2.2 Estimation of pitch by Cepstrum method:
A cepstrum is the result of taking the Inverse Fourier transform(IFT) of the logarithm of the estimated spectrum of a signal. The name "cepstrum" was derived by reversing the first four letters of "spectrum". By using cepstrum method we can separate the vocal tract and excitation source related information in the speech signal. The main limitation we find during the estimation of pitch by autocorrelation method is there may be peaks larger than the peak which corresponds to the pitch period. As a result there is a chance of wrong estimation of pitch. The approach to minimize such errors is to separate the vocal tract and excitation source related information in the speech signal and there use the source information for pitch estimation. The cepstral analysis of speech provides such an approach. The ceptrum of speech is defined as the inverse Fourier transform of the log magnitude spectrum. In cepstrum method all the slowly varying components in log magnitude spectrum refers to the low frequency region and fast varying components to the high frequency regions. In the log magnitude spectrum, the slowly varying components represent the envelope corresponds to the vocal tract and the fast varying components to the excitation source. As a result the vocal tract and excitation source components get represented naturally in the spectrum of speech.

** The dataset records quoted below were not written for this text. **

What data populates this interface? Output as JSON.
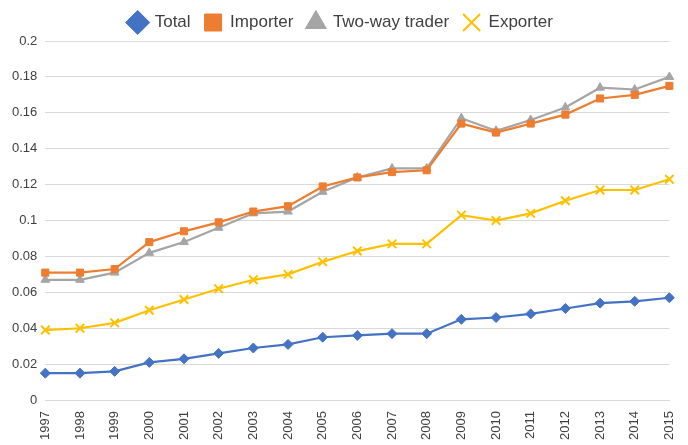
{
  "chart_data": {
    "type": "line",
    "categories": [
      "1997",
      "1998",
      "1999",
      "2000",
      "2001",
      "2002",
      "2003",
      "2004",
      "2005",
      "2006",
      "2007",
      "2008",
      "2009",
      "2010",
      "2011",
      "2012",
      "2013",
      "2014",
      "2015"
    ],
    "series": [
      {
        "name": "Total",
        "color": "#4472C4",
        "marker": "diamond",
        "values": [
          0.015,
          0.015,
          0.016,
          0.021,
          0.023,
          0.026,
          0.029,
          0.031,
          0.035,
          0.036,
          0.037,
          0.037,
          0.045,
          0.046,
          0.048,
          0.051,
          0.054,
          0.055,
          0.057
        ]
      },
      {
        "name": "Importer",
        "color": "#ED7D31",
        "marker": "square",
        "values": [
          0.071,
          0.071,
          0.073,
          0.088,
          0.094,
          0.099,
          0.105,
          0.108,
          0.119,
          0.124,
          0.127,
          0.128,
          0.154,
          0.149,
          0.154,
          0.159,
          0.168,
          0.17,
          0.175
        ]
      },
      {
        "name": "Two-way trader",
        "color": "#A5A5A5",
        "marker": "triangle",
        "values": [
          0.067,
          0.067,
          0.071,
          0.082,
          0.088,
          0.096,
          0.104,
          0.105,
          0.116,
          0.124,
          0.129,
          0.129,
          0.157,
          0.15,
          0.156,
          0.163,
          0.174,
          0.173,
          0.18
        ]
      },
      {
        "name": "Exporter",
        "color": "#FFC000",
        "marker": "x",
        "values": [
          0.039,
          0.04,
          0.043,
          0.05,
          0.056,
          0.062,
          0.067,
          0.07,
          0.077,
          0.083,
          0.087,
          0.087,
          0.103,
          0.1,
          0.104,
          0.111,
          0.117,
          0.117,
          0.123
        ]
      }
    ],
    "ylim": [
      0,
      0.2
    ],
    "yticks": [
      0,
      0.02,
      0.04,
      0.06,
      0.08,
      0.1,
      0.12,
      0.14,
      0.16,
      0.18,
      0.2
    ],
    "grid": true,
    "legend": "top"
  }
}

The graph will depict a 30 msec segment of voiced speech, its log magnitude spectrum and ceptrum. The initial few values in the cepstrum typically 13-15 cepstral values represent the vocal tract information. The large peak present after these initial values represent the excitation information. The pitch period T0 starting from the zeroth value in number of samples. As a result the peaks that may be occuring in case of autocorrelation analysis get naturally eliminated in cepstrum pitch determination. By comparing voiced speech graph and unvoiced speech graph we can observe that there is no prominent peak in case of ceptrum of unvoiced speech after the 13-15 initial cepstral values. This is the main distinction between cepstrum of voiced and unvoiced speech. For the estimation of pitch, the target peak in the cepstral sequence after initial 2 msec 16 cepstral values, gives the estimation of pitch period in case of voiced speech. This illustrates the procedure for computing the pitch period by the high time liftering of the cepstrum of the voiced speech.